Shortstop Jose Reyes (7). Photo by Mark Goldman/UPI | License Photo
Shortstop Jose Reyes was back on the field Thursday, taking grounders in the infield and swings in the batting cage at the Colorado Rockies' spring training complex in Scottsdale, Ariz.
The 32-year-old All-Star has missed spring training and the first two months of the season while sitting out a 59-day suspension after his arrest on a domestic violence charge last October involving an altercation with his wife in Hawaii.
Reyes is eligible to return June 1 under Major League Baseball's new domestic violence policy. He appeared happy to be back in his element and remorseful for his actions.
"I put myself in this situation and I'm sorry about it," Reyes said. "I need to put this in the past and continue with my life and my career.

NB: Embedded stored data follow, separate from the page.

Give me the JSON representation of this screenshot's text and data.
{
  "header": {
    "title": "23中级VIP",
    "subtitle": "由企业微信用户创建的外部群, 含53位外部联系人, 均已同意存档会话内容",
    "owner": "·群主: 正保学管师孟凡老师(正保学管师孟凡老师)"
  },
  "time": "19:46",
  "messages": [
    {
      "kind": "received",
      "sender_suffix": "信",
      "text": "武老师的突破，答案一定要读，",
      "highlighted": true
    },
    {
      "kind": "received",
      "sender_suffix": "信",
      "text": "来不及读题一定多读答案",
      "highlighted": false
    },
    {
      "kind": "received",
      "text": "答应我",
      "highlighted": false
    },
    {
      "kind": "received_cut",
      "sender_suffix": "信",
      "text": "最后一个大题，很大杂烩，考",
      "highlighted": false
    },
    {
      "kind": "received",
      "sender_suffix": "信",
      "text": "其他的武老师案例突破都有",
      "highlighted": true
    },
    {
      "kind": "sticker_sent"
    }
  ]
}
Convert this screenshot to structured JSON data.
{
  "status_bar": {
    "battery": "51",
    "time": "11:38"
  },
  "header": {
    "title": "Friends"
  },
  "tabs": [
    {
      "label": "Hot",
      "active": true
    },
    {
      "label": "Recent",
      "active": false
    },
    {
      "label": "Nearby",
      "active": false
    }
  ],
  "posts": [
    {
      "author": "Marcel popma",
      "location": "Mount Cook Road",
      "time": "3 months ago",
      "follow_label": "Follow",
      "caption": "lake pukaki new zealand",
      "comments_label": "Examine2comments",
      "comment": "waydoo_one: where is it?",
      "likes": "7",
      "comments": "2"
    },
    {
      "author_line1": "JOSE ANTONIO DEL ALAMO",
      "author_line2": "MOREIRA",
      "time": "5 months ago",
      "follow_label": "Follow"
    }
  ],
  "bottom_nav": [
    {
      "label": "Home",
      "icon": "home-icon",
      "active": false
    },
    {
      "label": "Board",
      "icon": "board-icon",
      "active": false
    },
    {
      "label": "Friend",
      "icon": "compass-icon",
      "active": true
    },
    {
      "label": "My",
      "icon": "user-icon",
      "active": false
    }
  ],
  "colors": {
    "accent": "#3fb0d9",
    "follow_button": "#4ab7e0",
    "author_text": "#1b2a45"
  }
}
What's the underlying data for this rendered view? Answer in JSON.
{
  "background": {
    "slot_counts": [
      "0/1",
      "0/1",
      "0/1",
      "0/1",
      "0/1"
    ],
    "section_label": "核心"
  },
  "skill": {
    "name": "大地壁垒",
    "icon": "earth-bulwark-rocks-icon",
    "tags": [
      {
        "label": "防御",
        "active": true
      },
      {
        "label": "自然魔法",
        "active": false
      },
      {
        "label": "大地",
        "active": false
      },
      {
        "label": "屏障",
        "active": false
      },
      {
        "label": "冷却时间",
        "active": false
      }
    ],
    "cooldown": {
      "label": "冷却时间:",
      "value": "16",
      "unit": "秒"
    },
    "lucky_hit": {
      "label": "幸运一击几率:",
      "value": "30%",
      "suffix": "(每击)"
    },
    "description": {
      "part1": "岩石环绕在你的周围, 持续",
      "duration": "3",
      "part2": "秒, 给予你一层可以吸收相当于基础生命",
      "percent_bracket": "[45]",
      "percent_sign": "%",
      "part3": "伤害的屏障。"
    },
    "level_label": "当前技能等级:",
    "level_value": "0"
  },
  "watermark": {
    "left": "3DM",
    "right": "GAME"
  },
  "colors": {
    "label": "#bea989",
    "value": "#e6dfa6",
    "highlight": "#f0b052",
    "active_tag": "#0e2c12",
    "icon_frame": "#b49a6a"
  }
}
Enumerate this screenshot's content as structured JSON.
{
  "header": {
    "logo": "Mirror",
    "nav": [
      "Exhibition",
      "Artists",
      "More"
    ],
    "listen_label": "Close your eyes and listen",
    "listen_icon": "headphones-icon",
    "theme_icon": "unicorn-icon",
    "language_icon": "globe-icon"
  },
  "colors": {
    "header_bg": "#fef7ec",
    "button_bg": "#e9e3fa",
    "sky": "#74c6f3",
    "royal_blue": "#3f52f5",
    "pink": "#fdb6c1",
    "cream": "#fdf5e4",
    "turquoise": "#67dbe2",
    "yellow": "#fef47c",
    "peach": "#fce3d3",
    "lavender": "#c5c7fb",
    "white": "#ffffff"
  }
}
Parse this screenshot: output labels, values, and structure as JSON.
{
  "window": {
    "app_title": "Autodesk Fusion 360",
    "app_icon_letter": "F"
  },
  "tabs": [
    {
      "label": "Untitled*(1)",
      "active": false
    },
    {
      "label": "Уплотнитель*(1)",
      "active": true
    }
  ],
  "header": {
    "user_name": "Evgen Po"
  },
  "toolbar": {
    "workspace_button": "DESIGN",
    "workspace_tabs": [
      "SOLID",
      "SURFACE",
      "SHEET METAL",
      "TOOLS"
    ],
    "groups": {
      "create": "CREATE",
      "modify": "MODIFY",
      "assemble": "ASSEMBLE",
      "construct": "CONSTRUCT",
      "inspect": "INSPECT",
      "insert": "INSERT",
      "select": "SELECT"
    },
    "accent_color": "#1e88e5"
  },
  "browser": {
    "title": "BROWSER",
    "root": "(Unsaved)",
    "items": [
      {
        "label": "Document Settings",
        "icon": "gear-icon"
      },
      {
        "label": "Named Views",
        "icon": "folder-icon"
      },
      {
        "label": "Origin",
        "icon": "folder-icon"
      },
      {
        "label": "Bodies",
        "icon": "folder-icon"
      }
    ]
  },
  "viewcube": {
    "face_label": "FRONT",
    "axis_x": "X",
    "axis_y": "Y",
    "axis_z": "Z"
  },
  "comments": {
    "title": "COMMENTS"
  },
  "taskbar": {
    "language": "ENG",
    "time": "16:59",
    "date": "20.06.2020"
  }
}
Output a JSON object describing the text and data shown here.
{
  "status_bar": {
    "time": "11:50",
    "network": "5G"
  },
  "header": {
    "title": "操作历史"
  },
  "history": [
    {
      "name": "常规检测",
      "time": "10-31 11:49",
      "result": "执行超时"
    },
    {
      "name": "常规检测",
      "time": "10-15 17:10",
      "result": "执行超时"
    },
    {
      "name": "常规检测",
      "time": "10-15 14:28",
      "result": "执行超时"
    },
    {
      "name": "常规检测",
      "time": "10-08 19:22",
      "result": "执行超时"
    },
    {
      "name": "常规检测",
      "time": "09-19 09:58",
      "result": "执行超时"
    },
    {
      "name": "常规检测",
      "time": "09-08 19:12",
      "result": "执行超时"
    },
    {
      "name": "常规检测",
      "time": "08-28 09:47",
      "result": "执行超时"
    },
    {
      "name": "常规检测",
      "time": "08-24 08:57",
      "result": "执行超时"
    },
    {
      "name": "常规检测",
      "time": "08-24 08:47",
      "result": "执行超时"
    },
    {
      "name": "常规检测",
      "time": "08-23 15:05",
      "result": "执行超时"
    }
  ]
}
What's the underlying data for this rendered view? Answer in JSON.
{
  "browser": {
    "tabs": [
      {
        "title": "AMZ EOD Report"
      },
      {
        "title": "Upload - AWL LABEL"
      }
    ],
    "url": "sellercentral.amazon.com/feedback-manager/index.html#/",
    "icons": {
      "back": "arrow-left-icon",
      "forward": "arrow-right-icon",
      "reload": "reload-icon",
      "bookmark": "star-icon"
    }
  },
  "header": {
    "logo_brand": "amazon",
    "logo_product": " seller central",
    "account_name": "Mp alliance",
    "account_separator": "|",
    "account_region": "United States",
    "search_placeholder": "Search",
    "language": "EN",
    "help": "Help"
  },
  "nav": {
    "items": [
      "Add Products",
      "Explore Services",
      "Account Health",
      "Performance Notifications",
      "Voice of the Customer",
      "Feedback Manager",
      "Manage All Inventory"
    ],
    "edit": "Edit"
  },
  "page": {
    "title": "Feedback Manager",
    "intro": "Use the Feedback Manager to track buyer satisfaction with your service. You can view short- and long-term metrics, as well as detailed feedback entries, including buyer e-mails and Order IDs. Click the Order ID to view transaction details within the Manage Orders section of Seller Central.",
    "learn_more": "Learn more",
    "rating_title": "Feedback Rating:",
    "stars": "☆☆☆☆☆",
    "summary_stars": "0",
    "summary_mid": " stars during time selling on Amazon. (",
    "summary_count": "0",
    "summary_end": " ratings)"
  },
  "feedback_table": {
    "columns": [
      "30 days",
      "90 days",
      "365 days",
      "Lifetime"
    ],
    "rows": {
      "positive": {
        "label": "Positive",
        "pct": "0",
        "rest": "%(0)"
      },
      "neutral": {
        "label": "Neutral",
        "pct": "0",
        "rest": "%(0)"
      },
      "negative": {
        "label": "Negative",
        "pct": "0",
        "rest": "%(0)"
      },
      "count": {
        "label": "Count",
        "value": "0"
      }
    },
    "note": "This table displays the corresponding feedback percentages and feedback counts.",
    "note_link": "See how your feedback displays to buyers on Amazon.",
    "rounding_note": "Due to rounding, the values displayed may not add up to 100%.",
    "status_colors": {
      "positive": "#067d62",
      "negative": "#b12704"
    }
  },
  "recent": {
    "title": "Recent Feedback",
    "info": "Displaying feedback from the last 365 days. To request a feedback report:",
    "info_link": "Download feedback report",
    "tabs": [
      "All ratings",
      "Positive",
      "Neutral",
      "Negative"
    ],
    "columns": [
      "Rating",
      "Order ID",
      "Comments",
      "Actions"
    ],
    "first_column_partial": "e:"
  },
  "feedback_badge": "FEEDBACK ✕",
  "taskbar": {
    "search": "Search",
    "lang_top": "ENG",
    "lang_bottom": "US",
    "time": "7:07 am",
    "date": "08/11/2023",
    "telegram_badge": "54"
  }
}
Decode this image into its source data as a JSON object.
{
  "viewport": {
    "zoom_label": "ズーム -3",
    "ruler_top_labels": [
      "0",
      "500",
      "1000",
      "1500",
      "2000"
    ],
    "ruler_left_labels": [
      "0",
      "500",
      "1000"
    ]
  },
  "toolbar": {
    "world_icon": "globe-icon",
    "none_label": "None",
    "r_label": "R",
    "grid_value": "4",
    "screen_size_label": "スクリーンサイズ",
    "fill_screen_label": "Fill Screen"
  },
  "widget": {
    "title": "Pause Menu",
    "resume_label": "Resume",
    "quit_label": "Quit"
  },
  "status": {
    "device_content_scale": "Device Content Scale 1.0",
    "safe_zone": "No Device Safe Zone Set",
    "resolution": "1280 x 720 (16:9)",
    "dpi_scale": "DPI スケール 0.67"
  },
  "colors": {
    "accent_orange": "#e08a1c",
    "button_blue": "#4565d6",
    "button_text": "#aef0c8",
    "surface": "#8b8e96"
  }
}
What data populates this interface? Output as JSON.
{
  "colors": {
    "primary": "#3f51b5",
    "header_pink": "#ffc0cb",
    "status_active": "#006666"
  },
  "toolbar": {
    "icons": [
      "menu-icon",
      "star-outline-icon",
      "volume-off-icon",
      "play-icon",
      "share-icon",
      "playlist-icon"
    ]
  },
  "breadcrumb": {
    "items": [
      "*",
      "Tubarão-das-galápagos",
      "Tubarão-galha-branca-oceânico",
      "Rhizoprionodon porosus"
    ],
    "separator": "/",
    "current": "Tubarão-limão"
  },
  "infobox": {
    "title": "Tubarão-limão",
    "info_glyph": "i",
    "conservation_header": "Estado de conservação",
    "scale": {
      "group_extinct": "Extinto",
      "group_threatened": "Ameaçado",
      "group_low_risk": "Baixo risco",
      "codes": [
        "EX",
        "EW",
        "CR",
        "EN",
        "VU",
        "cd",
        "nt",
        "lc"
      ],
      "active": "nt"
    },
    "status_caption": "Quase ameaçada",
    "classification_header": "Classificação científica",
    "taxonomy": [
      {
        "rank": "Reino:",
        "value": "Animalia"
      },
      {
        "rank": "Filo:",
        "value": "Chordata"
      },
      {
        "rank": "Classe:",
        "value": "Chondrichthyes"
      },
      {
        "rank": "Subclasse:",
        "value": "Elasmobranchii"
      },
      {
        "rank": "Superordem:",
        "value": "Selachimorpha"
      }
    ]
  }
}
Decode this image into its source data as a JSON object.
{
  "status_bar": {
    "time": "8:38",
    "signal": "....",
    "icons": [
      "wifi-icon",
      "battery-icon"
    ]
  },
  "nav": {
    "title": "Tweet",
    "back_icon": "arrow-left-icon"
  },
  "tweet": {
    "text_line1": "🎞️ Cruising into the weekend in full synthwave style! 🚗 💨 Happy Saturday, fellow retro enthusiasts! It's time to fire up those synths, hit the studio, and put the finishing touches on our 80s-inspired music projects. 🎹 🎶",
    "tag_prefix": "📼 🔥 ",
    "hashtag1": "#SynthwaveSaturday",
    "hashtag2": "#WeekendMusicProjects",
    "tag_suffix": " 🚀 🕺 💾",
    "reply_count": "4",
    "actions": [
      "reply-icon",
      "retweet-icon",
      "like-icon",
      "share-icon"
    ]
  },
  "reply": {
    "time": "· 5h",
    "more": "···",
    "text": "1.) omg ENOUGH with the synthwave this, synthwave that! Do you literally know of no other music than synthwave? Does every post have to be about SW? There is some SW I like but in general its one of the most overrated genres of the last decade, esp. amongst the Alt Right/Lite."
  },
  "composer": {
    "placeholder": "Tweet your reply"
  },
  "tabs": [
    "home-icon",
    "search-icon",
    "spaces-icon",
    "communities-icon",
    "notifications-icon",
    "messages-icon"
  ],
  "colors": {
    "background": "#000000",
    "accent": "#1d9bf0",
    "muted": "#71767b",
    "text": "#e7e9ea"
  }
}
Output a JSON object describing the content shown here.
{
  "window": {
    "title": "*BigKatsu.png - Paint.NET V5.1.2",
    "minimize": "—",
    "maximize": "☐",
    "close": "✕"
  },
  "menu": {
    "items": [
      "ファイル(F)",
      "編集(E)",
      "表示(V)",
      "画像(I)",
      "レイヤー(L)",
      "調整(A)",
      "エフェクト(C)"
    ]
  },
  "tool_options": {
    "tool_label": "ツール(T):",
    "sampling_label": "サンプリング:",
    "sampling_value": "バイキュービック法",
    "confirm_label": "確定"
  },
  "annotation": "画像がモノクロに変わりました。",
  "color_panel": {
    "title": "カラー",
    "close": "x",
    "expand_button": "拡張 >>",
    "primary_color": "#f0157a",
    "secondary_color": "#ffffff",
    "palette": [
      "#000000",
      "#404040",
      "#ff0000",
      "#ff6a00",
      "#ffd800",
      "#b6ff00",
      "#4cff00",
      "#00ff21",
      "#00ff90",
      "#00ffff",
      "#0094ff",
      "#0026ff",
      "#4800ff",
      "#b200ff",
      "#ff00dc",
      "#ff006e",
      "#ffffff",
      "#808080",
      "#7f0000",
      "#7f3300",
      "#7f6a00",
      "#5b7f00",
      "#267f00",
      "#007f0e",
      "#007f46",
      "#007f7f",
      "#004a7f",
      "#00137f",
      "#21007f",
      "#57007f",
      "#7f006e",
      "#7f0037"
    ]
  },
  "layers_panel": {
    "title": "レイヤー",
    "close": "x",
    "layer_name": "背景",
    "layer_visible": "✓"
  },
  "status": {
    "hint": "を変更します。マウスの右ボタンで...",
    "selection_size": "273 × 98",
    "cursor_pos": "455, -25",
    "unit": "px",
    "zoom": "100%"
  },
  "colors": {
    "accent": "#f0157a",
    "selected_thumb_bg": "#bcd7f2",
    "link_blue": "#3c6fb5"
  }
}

Human beings make mistakes. Like I said, I'm sorry to put Rockies fans in this kind of situation."
The charges against Reyes were dropped after his wife refused to cooperate before a April 4 trial. But he will lose approximately $7 million of his $22 million salary this season.
"It's good to be on the field and put that stuff behind me," Reyes said. "I'm sorry. I made a mistake and will stand here like a man. I just have to try to be a better man, a better husband."
Reyes was the second player, along with New York Yankees closer Aroldis Chapman, to be suspended under MLB's new domestic violence policy.
When Reyes is eligible to return, he might have a hard time getting back on the field. Rookie Trevor Story took his place and started his career with a bang, batting .277 with 11 homers and 28 RBIs through the Rockies' first 38 games.
The Rockies could make the 32-year-old Reyes a backup infielder or try to trade him. But there's also the matter of his salary -- $41 million guaranteed in the next two seasons -- that could complicate the situation.
Reyes has lost some range in the field, but he hit .274 with seven homers and 53 RBIs last year for the Toronto Blue Jays and the Rockies.
In anticipation of returning, Reyes has worked out on his own since November, but he knows he'll need to get back in the swing of things.
"When you get on the field, it's a different ballgame," he said. "There's a lot of stuff that doesn't feel right when you get on the baseball field, but my body feels great."